Under the amended bill, all registered party members could vote to select their party’s candidate to represent their constituencies.
One former MP from Nipit’s rival party sat more squarely on the fence. Weng Tojirakarn, who represented the Pheu Thai Party in parliament prior to the 2014 coup, said he believes primaries would bring some benefits, such as empowering local voters to choose their own representatives.
“The people in a constituency know better than anyone else which person fits to represent them as an MP,” Weng, a Redshirt activist, said by phone.
But he also had reservations. For instance, he said, it could pit factions and candidates in a political party against each other.
“Opinions will be different from those of the central committees, which can easily lead to conflict,” he said, adding that it’s also unclear how primary voting would work with selecting party-list candidates.
‘It Won’t Be Smooth’
Another to voice skepticism wasn’t a career politician but one of the new constitution’s authors, whose commission will be asked to approve or reject the supporting laws being approved by the interim parliament.
Meechai Ruchuphan, a junta appointee to the Constitution Drafting Committee, told reporters yesterday he’s afraid the system will conflict with other laws related to the election. For example, if the house is dissolved, he said the constitutional mandate for a new poll within 45 days was not enough time for primaries to be held for voters to select candidates.
Because of his reservation, the interim parliament and Meechai’s commission may have to convene in a joint committee to resolve the contentious issue, as required by the charter. If that happens, Meechai said he will raise his disagreements.
“A primary system will cause problems that affect the next election.
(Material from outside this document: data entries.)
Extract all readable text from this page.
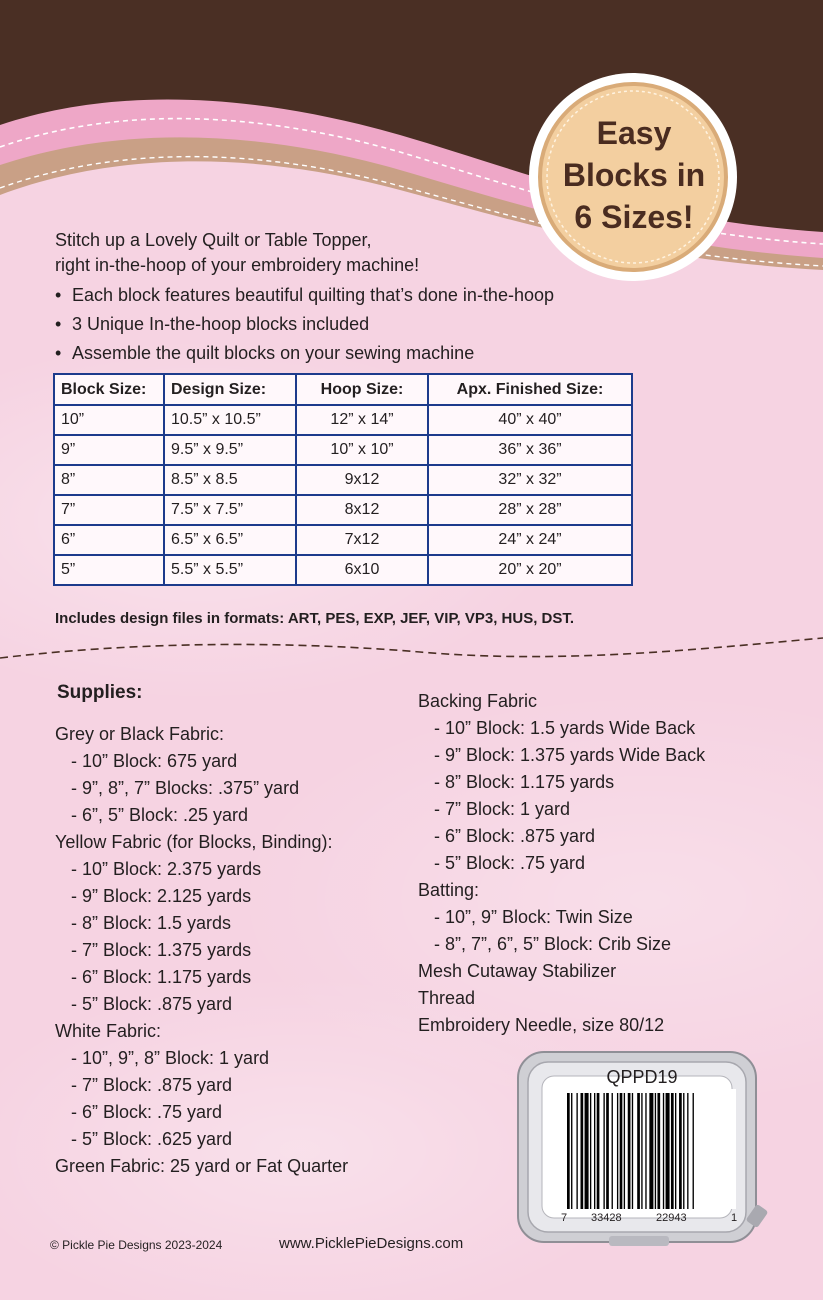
Easy
Blocks in
6 Sizes!
Stitch up a Lovely Quilt or Table Topper,
right in-the-hoop of your embroidery machine!
• Each block features beautiful quilting that’s done in-the-hoop
• 3 Unique In-the-hoop blocks included
• Assemble the quilt blocks on your sewing machine
Block Size:	Design Size:	Hoop Size:	Apx. Finished Size:
10”	10.5” x 10.5”	12” x 14”	40” x 40”
9”	9.5” x 9.5”	10” x 10”	36” x 36”
8”	8.5” x 8.5	9x12	32” x 32”
7”	7.5” x 7.5”	8x12	28” x 28”
6”	6.5” x 6.5”	7x12	24” x 24”
5”	5.5” x 5.5”	6x10	20” x 20”
Includes design files in formats: ART, PES, EXP, JEF, VIP, VP3, HUS, DST.
Supplies:
Grey or Black Fabric:
- 10” Block: 675 yard
- 9”, 8”, 7” Blocks: .375” yard
- 6”, 5” Block: .25 yard
Yellow Fabric (for Blocks, Binding):
- 10” Block: 2.375 yards
- 9” Block: 2.125 yards
- 8” Block: 1.5 yards
- 7” Block: 1.375 yards
- 6” Block: 1.175 yards
- 5” Block: .875 yard
White Fabric:
- 10”, 9”, 8” Block: 1 yard
- 7” Block: .875 yard
- 6” Block: .75 yard
- 5” Block: .625 yard
Green Fabric: 25 yard or Fat Quarter
Backing Fabric
- 10” Block: 1.5 yards Wide Back
- 9” Block: 1.375 yards Wide Back
- 8” Block: 1.175 yards
- 7” Block: 1 yard
- 6” Block: .875 yard
- 5” Block: .75 yard
Batting:
- 10”, 9” Block: Twin Size
- 8”, 7”, 6”, 5” Block: Crib Size
Mesh Cutaway Stabilizer
Thread
Embroidery Needle, size 80/12
QPPD19
7 33428	22943	1
© Pickle Pie Designs 2023-2024	www.PicklePieDesigns.com
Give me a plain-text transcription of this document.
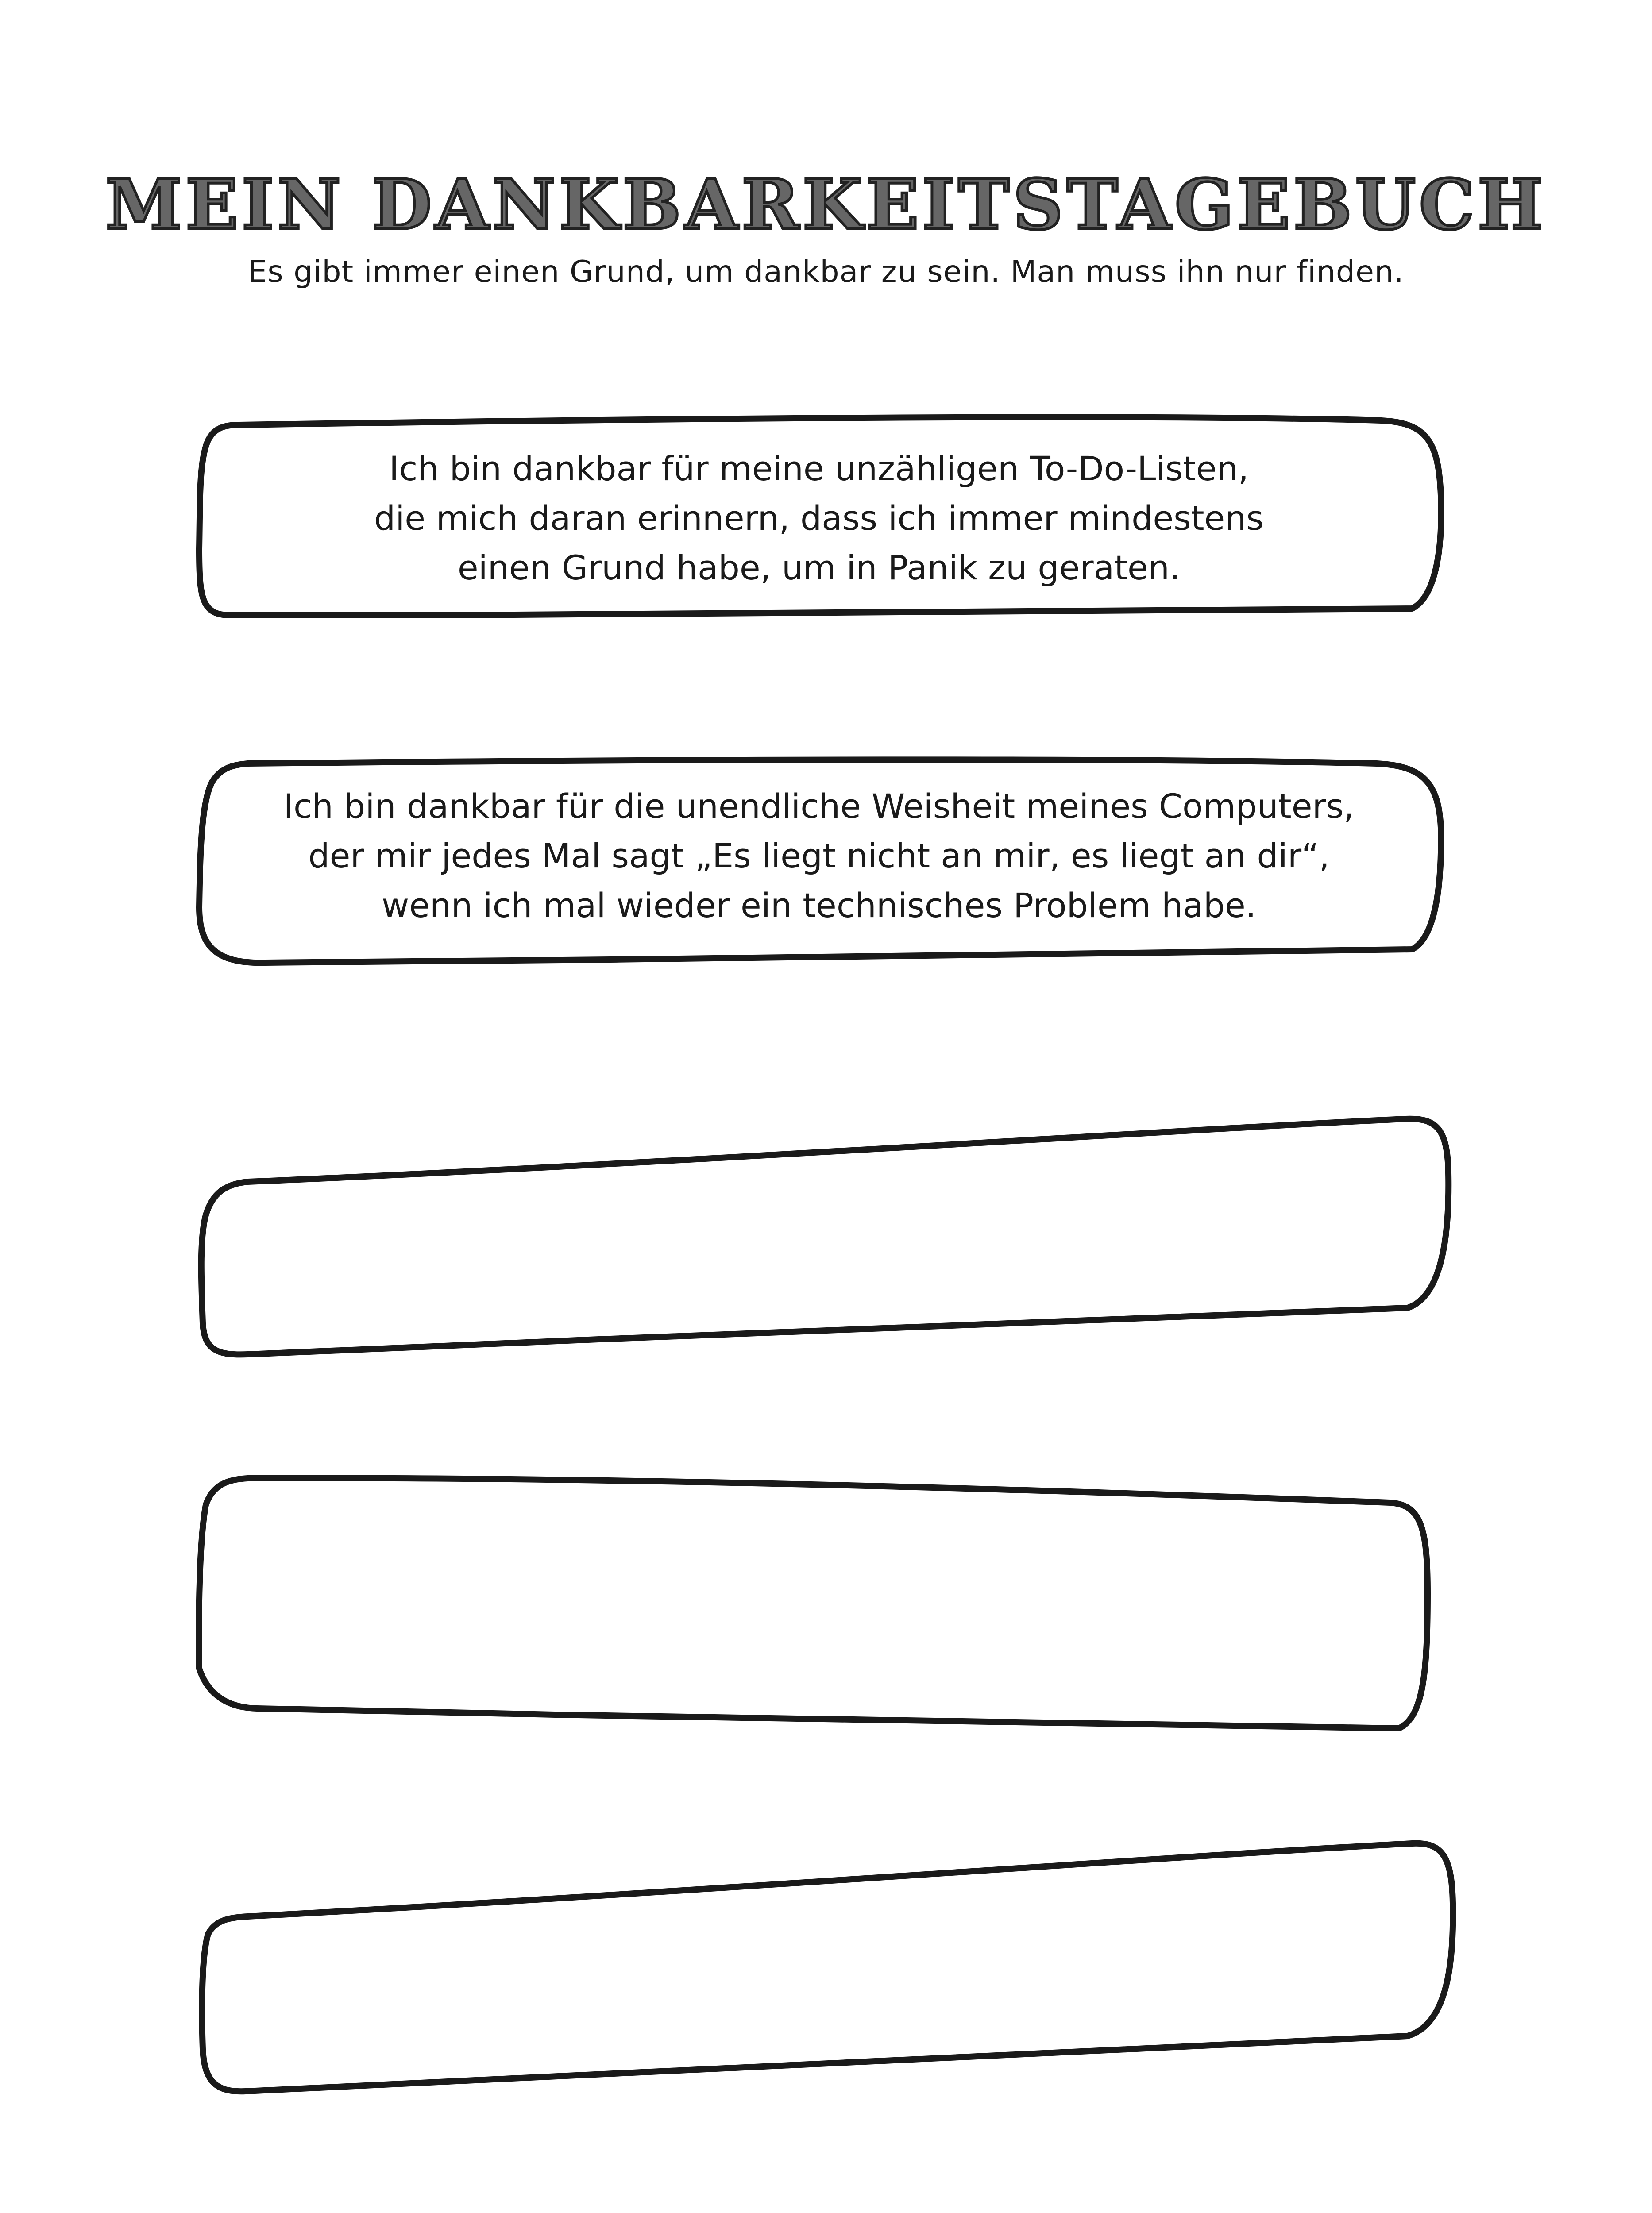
MEIN DANKBARKEITSTAGEBUCH
Es gibt immer einen Grund, um dankbar zu sein. Man muss ihn nur finden.
Ich bin dankbar für meine unzähligen To-Do-Listen,
die mich daran erinnern, dass ich immer mindestens
einen Grund habe, um in Panik zu geraten.
Ich bin dankbar für die unendliche Weisheit meines Computers,
der mir jedes Mal sagt „Es liegt nicht an mir, es liegt an dir“,
wenn ich mal wieder ein technisches Problem habe.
It won’t be smooth,” Meechai said.
Alongkorn, the former Democrat who supports the idea, maintains that though Thailand has not embraced primaries in eight decades of parliamentary democracy, a new system is needed.
He said primaries have proven successful in the United States, and an experimental primary he once staged in Ayutthaya province four years ago was a success, with younger people participating and increased political engagement.
“We want democracy in Thailand to be truly participatory,” Alongkorn said. “In the past, all we have had is just one-minute democracy.”
Although Nipit, the former Democrat MP, said adding primary voting would see the election delayed even further, Alongkorn said that wouldn’t be the case.
“The roadmap will still be the same,” he said.
According to the timeframe established by the new constitution, elections should take place by late 2018. Deputy junta Prawit Wongsuwan said Tuesday that the timeframe still stands.